I have used the solution mentioned here to get the top n elements of a Scala Iterable, efficiently.

End example:

```
scala> val li = List (4, 3, 6, 7, 1, 2, 9, 5)
li: List[Int] = List(4, 3, 6, 7, 1, 2, 9, 5)
scala> top (2, li)
res0: List[Int] = List(2, 1)
```

Now, suppose I want to get the top n elements with a *lower* resolution. The range of integers may somehow be divided/binned/grouped to sub-ranges such as modulo 2: {0-1, 2-3, 4-5, ...}, and in each sub-range I do not differentiate between integers, e.g. 0 and 1 are all the same to me. Therefore, the top element in the above example would still be 1, but the next element would either be 2 or 3. More clearly these results are equivalent:

```
scala> top (2, li)
res0: List[Int] = List(2, 1)
scala> top (2, li)
res0: List[Int] = List(3, 1)
```

- How do I change this nice function to fit these needs?
- Is my intuition correct and this sort should be faster? Since the sort is on the bins/groups, then taking all or some of the elements of the bins with no specific order until we get to n elements.

Comments:

- The binning/grouping is something simple and fixed like modulo k, doesn't have to be generic like allowing different lengths of sub-ranges
- Inside each bin, assuming we need only some of the elements, we can just take first elements, or even some random elements, doesn't have to be some specific system.

Per the comment, you're just changing the comparison.

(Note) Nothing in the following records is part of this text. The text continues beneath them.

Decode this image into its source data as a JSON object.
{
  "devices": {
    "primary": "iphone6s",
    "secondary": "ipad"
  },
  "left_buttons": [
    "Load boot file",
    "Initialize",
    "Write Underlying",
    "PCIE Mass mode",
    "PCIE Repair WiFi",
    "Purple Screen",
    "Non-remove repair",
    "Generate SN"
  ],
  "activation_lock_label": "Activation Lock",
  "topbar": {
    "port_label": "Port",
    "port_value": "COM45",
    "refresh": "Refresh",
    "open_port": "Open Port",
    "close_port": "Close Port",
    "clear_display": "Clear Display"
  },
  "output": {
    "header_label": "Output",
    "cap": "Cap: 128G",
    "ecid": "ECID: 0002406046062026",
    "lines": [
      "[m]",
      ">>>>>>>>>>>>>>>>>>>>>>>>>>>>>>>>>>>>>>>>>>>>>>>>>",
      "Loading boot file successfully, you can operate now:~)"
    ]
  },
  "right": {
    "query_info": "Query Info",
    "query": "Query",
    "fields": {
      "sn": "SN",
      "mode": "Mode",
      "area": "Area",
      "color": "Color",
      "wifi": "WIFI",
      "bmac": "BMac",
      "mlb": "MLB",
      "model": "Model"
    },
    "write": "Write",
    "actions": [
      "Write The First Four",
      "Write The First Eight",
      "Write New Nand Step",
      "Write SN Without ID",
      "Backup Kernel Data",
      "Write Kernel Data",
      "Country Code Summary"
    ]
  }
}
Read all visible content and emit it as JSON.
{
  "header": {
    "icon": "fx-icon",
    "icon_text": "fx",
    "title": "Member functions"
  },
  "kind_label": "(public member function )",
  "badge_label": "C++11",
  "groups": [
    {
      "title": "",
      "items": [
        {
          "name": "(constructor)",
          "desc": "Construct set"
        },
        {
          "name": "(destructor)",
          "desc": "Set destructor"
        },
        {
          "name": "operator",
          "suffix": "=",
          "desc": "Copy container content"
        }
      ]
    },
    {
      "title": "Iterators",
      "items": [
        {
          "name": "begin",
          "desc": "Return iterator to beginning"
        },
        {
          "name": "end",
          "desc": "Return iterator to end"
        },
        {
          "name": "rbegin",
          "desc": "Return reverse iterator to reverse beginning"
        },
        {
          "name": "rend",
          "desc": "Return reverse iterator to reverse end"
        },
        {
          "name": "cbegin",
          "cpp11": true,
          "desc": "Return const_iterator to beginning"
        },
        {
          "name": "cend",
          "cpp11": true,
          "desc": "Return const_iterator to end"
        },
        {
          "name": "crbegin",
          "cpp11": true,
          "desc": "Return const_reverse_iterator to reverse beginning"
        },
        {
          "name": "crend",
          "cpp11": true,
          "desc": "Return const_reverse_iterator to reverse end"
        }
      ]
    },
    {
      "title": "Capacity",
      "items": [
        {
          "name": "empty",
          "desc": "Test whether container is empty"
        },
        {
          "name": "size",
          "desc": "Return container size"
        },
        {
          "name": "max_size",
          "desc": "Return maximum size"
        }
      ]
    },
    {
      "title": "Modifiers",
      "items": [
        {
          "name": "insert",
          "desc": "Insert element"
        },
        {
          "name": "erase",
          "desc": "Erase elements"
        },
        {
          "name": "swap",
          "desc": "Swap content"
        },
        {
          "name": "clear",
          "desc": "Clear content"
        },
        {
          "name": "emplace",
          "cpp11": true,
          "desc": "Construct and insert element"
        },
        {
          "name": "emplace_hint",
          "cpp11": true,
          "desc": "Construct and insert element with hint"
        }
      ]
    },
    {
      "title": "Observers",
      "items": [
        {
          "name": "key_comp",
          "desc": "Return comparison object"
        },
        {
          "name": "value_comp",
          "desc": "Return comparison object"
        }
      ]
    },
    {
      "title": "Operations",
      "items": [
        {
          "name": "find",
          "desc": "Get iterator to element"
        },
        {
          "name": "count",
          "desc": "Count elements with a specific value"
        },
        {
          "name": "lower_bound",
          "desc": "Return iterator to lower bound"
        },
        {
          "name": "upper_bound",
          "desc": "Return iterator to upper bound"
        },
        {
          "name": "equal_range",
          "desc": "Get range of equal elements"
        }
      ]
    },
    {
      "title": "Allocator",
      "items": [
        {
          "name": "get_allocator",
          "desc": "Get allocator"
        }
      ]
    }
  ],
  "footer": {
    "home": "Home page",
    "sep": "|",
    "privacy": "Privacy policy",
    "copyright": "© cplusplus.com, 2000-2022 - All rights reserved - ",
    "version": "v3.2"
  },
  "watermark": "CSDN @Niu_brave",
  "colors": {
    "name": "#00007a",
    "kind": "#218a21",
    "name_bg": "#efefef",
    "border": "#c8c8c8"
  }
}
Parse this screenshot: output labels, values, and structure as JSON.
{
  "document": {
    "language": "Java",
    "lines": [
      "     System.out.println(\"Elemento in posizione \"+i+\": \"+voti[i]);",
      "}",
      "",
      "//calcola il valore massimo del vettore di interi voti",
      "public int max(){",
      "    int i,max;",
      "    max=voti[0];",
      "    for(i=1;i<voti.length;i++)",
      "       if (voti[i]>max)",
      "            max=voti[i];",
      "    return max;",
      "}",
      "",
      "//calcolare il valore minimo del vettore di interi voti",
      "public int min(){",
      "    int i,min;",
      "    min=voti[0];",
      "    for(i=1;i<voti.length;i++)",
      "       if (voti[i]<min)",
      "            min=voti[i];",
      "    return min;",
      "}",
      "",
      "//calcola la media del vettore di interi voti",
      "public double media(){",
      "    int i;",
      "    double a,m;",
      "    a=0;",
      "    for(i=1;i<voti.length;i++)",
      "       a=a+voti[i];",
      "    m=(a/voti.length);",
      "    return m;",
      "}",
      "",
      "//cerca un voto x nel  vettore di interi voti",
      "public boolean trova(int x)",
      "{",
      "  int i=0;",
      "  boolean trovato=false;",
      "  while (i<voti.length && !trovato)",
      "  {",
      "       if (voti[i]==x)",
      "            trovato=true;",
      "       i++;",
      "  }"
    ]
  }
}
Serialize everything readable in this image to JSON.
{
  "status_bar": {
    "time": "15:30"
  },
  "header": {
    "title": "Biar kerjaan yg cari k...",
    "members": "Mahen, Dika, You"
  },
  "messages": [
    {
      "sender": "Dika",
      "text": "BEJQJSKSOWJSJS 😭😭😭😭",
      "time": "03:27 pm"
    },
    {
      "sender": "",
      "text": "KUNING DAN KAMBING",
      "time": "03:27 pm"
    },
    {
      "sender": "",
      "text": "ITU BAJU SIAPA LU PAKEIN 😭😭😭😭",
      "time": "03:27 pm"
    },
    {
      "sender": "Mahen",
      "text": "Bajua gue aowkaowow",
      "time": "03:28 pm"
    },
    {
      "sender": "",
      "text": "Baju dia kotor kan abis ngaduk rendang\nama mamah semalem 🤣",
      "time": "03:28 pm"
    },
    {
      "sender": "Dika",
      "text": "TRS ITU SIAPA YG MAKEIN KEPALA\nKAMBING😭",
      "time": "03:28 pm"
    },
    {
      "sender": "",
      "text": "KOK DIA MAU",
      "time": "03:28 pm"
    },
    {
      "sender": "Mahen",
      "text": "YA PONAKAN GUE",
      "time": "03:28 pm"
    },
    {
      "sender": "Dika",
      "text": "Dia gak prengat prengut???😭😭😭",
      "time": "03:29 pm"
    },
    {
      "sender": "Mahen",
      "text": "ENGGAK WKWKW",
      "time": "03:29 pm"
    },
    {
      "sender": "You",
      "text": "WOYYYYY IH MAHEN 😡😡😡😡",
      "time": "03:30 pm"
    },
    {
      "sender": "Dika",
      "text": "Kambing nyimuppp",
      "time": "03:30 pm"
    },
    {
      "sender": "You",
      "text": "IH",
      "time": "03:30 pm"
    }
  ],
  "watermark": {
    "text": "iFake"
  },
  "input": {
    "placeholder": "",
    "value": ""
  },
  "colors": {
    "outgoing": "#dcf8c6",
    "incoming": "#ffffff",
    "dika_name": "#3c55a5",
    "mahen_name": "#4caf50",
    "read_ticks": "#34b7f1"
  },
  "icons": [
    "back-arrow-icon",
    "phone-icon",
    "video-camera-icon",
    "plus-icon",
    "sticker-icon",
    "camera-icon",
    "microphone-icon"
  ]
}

In this version, 4 and 3 compare equal and 4 is taken first.

```
object Firstly extends App {
def firstly(taking: Int, vs: List[Int]) = {
import collection.mutable.{ SortedSet => S }
def bucketed(i: Int) = (i + 1) / 2
vs.foldLeft(S.empty[Int]) { (s, i) =>
if (s.size < taking) s += i
else if (bucketed(i) >= bucketed(s.last)) s
else {
s += i
s -= s.last
}
}
}
assert(firstly(taking = 2, List(4, 6, 7, 1, 9, 3, 5)) == Set(4, 1))
}
```

Edit: example of sorting buckets instead of keeping sorted "top N":

```
scala> List(4, 6, 7, 1, 9, 3, 5).groupBy(bucketed).toList.sortBy {
| case (i, vs) => i }.flatMap {
| case (i, vs) => vs }.take(5)
res10: List[Int] = List(1, 4, 3, 6, 5)
scala> List(4, 6, 7, 1, 9, 3, 5).groupBy(bucketed).toList.sortBy {
| case (i, vs) => i }.map {
| case (i, vs) => vs.head }.take(5)
res11: List[Int] = List(1, 4, 6, 7, 9)
```

Not sure which result you prefer, of the last two.

As to whether sorting buckets is better, it depends how many buckets.